Custom singular tests in dbt - Time & Space Complexity
When we write custom singular tests in dbt, we want to know how the time to run these tests changes as our data grows.
We ask: How does the test execution time grow when the data size increases?
Analyze the time complexity of the following dbt custom singular test.
select
count(*) as error_count
from {{ model }}
where some_column is null
This test counts how many rows in a model have a null value in a specific column.
Look for repeated actions in the test query.
- Primary operation: Scanning all rows in the model to check the column value.
- How many times: Once for each row in the model.

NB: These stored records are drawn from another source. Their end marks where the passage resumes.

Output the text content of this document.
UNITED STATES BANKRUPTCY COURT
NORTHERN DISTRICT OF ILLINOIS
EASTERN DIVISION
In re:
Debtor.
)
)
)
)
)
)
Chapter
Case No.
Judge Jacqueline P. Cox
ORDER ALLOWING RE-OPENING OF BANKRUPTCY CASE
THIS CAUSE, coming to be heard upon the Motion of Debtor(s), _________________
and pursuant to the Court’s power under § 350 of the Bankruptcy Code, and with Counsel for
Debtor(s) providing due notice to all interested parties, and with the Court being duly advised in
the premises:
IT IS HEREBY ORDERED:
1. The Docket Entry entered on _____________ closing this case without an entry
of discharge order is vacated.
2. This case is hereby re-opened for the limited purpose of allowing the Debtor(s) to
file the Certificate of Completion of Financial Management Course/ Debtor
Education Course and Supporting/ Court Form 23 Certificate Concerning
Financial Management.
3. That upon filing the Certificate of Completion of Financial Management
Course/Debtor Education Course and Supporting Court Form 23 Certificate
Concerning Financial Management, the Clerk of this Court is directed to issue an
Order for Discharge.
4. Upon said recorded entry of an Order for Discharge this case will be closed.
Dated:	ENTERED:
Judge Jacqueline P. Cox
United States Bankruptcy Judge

The test checks every row once, so if the number of rows grows, the work grows too.
| Input Size (n) | Approx. Operations |
|---|---|
| 10 | 10 checks |
| 100 | 100 checks |
| 1000 | 1000 checks |
Pattern observation: The number of operations grows directly with the number of rows.
Time Complexity: O(n)
This means the test takes longer in direct proportion to the number of rows it checks.
[X] Wrong: "The test runs instantly no matter how big the data is."
[OK] Correct: Because the test looks at every row, more rows mean more work and more time.
Understanding how tests scale with data size helps you write efficient checks and shows you think about performance in real projects.
"What if the test checked two columns instead of one? How would the time complexity change?"